You might have heard talk in recent years about the threat of certain Chinese companies like Alibaba and Baidu being delisted from the US stock exchange. In this article, we go over what a delisting is, the circumstances under which it can occur, and what delisting means for shareholders of the company.
What is Delisting?
When a company or security is removed from an exchange, it is called a delisting. A notable example would be in 2013 when Dell Computers was delisted from NASDAQ and became a private company.
Voluntary and Involuntary Delistings
Companies can be delisted voluntarily and involuntarily. In the example given on Dell Computers, Michael Dell (Founder and CEO of Dell Computers), as well as private equity firm Silver Lake, delisted the company voluntarily from the Nasdaq stock exchange. The company was struggling at the time, and they believed that going private was the best thing for them.

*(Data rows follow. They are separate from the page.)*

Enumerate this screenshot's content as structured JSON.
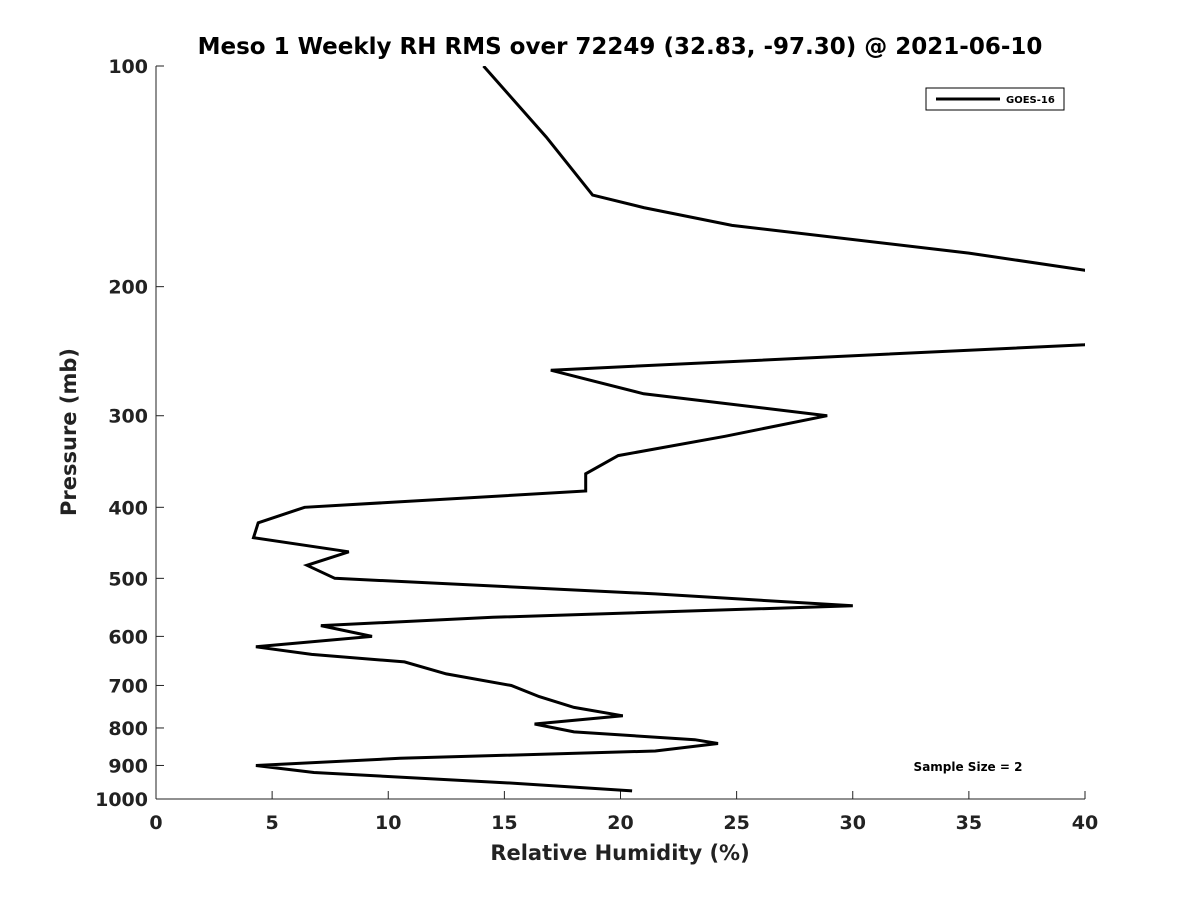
{
  "chart_data": {
    "type": "line",
    "title": "Meso 1 Weekly RH RMS over 72249 (32.83, -97.30) @ 2021-06-10",
    "xlabel": "Relative Humidity (%)",
    "ylabel": "Pressure (mb)",
    "xlim": [
      0,
      40
    ],
    "ylim": [
      1000,
      100
    ],
    "y_scale": "log",
    "grid": false,
    "legend_position": "top-right",
    "x_ticks": [
      "0",
      "5",
      "10",
      "15",
      "20",
      "25",
      "30",
      "35",
      "40"
    ],
    "y_ticks": [
      "100",
      "200",
      "300",
      "400",
      "500",
      "600",
      "700",
      "800",
      "900",
      "1000"
    ],
    "annotation": "Sample Size = 2",
    "series": [
      {
        "name": "GOES-16",
        "color": "#000000",
        "points": [
          {
            "x": 20.5,
            "y": 975
          },
          {
            "x": 15.0,
            "y": 950
          },
          {
            "x": 6.8,
            "y": 920
          },
          {
            "x": 4.3,
            "y": 900
          },
          {
            "x": 10.5,
            "y": 880
          },
          {
            "x": 21.5,
            "y": 860
          },
          {
            "x": 24.2,
            "y": 840
          },
          {
            "x": 23.2,
            "y": 830
          },
          {
            "x": 18.0,
            "y": 810
          },
          {
            "x": 16.3,
            "y": 790
          },
          {
            "x": 20.1,
            "y": 770
          },
          {
            "x": 18.0,
            "y": 750
          },
          {
            "x": 16.5,
            "y": 725
          },
          {
            "x": 15.3,
            "y": 700
          },
          {
            "x": 12.5,
            "y": 675
          },
          {
            "x": 10.7,
            "y": 650
          },
          {
            "x": 6.7,
            "y": 635
          },
          {
            "x": 4.3,
            "y": 620
          },
          {
            "x": 9.3,
            "y": 600
          },
          {
            "x": 7.1,
            "y": 580
          },
          {
            "x": 14.5,
            "y": 565
          },
          {
            "x": 30.0,
            "y": 545
          },
          {
            "x": 21.5,
            "y": 525
          },
          {
            "x": 7.7,
            "y": 500
          },
          {
            "x": 6.5,
            "y": 480
          },
          {
            "x": 8.3,
            "y": 460
          },
          {
            "x": 4.2,
            "y": 440
          },
          {
            "x": 4.4,
            "y": 420
          },
          {
            "x": 6.4,
            "y": 400
          },
          {
            "x": 18.5,
            "y": 380
          },
          {
            "x": 18.5,
            "y": 360
          },
          {
            "x": 19.9,
            "y": 340
          },
          {
            "x": 24.5,
            "y": 320
          },
          {
            "x": 28.9,
            "y": 300
          },
          {
            "x": 21.0,
            "y": 280
          },
          {
            "x": 17.0,
            "y": 260
          },
          {
            "x": 40.0,
            "y": 240
          },
          {
            "x": 41.5,
            "y": 230
          },
          {
            "x": 41.5,
            "y": 195
          },
          {
            "x": 40.0,
            "y": 190
          },
          {
            "x": 35.0,
            "y": 180
          },
          {
            "x": 24.8,
            "y": 165
          },
          {
            "x": 21.0,
            "y": 156
          },
          {
            "x": 18.8,
            "y": 150
          },
          {
            "x": 16.8,
            "y": 125
          },
          {
            "x": 14.1,
            "y": 100
          }
        ]
      }
    ]
  }
}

On the other hand, companies can also be delisted involuntarily if they fail to meet requirements set by the exchange they are listed on, or the laws of the country the exchange is in. Most notably, just a few months ago, China Mobile Ltd was delisted from US Stock Exchanges because US legislators passed a law banning US investment in companies the US government believed to support China’s military and intelligence agencies.
What happens to Shareholders of Delisted Companies?
If you own shares in a company when it is delisted, you still technically own the shares in the company. However, since the shares are no longer tradeable on an exchange, you have to trade them over the counter. This is not ideal, as trading stocks over the counter is not allowed by many brokers and has huge bid/ask spreads. In the case of voluntary delistings, most of the time a company is voluntarily delisting to go private or due to a merger. In this case, they may offer to buy back your shares at a certain price, or offer you stock in the acquiring company. In unique situations such as the delisting of China Mobile Ltd, since it was also trading on the Hong Kong Stock Exchange, investors were able to swap their American depositary shares for their Hong Kong counterparts.